Three, there is a need to develop a comprehensive and well-resourced research program to understand the natural processes occurring in the mountain areas of Taiwan. The aim of the program would be to start to build a proper understanding of the processes that create hazards, especially during typhoons.
The national environmental monitoring center proposed by National Taiwan University would be a sensible core element of this that could provide world class science outputs. The monitoring network could follow the hugely successful model of the GEONET program in New Zealand, which collects information on earthquakes, volcanoes and landslides there, providing both world class research data and an increased level of public understanding of science. There is a need to ensure that the outcomes of the research are fed back into the planning and management process, which is not always simple, but when done well it can be highly effective in reducing disaster risk.
Four, there is a need to undertake a properly coordinated and sensitive program to evaluate the safety of all upland communities. Where risk is found to be high, the ethos should be to identify the best mechanism to bring this to an acceptable level without destroying the environment, usually through a combination of well-designed, environmentally sensitive engineering works, education programs and warning systems.

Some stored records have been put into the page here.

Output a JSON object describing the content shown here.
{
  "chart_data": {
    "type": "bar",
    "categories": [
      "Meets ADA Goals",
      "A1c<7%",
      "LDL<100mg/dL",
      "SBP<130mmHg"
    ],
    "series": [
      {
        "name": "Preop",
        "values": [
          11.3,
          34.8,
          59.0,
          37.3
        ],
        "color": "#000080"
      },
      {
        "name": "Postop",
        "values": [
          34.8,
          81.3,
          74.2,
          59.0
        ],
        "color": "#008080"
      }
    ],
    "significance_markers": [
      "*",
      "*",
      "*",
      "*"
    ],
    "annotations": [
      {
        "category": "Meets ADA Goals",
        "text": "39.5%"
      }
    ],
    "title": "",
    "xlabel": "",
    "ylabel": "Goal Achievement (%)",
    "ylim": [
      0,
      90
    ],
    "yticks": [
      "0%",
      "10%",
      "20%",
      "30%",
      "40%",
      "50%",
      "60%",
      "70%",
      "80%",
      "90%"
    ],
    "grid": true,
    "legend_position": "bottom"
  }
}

In extreme cases relocation to nearby safe sites may be required. This program would need to be accompanied by work to determine the level of tolerable risk in this environment, and to ensure that there is a general understanding that the aim is not to eliminate risk, but rather to manage it.
Templates for all of the above measures exist in other countries, and in each case the approach has worked. To achieve similar success in Taiwan will take considerable political will and of course some time. While the costs will be far from insignificant, they will be low in comparison with those associated with disasters such as Morakot.
Hong Kong provides a real illustration of the effectiveness of such programs. In the 1970s, Hong Kong suffered a series of terrible landslide disasters, for example the 138 people killed in two landslide disasters in 1972. In response, the governor of Hong Kong established a government-level organization to manage and control slope development. The results have been highly impressive, with just three landslide fatalities in Hong Kong in the last decade.
To achieve the same in Taiwan will require both political will and considerable investment, but there is little doubt that the management of disaster risk can be achieved.
David Petley is Wilson Professor at the University of Durham in the UK. His research speciality is landslides.